Monday, June 6, 2011

A Night with the Classics

Last week I didn't want to do the dishes.  So I left them in the sink soaking and headed out to the historic Kentucky Theater in downtown Lexington. I picked up my friend Carrie, both of us needed a respite from the activity of our lives. 

If you know Carrie, you know she likes to be at the movies well in advance so that we can get through concessions and find a good seat.  If you know me, you know that I tend to be skidding into the parking lot, running to the ticket counter and hoping Carrie saved me a seat. 

Carrie has been a good influence, I now have time to go through the concession line, then race to my seat in the dark.

But I was good last week.  I didn't know how bad traffic would be downtown, and I was coming from a new direction, so I gave us plenty of time.  Thank goodness...

There was a long line at the ticket counter.

Then there was a really long line for concessions.

Then we couldn't find seats because the place was packed.

We found our seats and got to know our neighbors as we listened to the movie organ music that was playing, creating an atmosphere that took movie goers back to a time when going to the movies was an occasion to be relished.  The theater manager came out and gave us a brief history of the movie we were going to see, The African Queen with Katharine Hepburn and Humphrey Bogart.

The movie started and everyone was enthralled.  You didn't have the teenagers in the back texting or the couple in the corner canoodling...everyone was actually watching the movie.  We laughed and gasped together and in the end we all clapped. 

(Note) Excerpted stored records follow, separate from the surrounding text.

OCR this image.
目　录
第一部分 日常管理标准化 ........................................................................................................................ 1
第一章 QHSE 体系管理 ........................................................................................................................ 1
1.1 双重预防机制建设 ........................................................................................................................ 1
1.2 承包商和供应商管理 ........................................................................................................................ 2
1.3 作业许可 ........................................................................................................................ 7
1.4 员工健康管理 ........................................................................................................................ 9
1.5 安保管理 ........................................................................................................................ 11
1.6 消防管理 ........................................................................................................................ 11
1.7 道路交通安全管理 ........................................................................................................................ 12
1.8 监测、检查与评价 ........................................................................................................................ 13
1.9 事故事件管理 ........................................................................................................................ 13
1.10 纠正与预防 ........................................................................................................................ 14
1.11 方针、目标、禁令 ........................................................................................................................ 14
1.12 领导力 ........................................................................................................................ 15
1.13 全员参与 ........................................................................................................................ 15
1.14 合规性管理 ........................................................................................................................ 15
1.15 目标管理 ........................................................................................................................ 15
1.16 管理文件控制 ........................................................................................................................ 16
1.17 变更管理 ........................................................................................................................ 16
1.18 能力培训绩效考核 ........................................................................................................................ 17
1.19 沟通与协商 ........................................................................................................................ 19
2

This was what made movies the experience that people relished.  There wasn't a lot of high tech special effects, but yet it kept everyone engrossed.  Mr. Bogart did a great job as a gin-swilling riverboat captain, Charlie Allnut. And Katharine Hepburn...wow...she always does a great job and her character of missionary Rose Sayer was no different.  It reminds us that love comes in the strangest places, at the strangest times and with the strangest people.  Who would have thought the African River with man-eating crocodiles and huge mosquito's would bring about love.  Oh, and they blew up a German warship...

I am glad the Kentucky Theater brings us the classics each summer.  In two weeks I will be leaving my house super early so that I can avoid the long lines and get a great seat.  They are playing Breakfast at Tiffany's...I can't wait to see Holly Golightly on the big screen.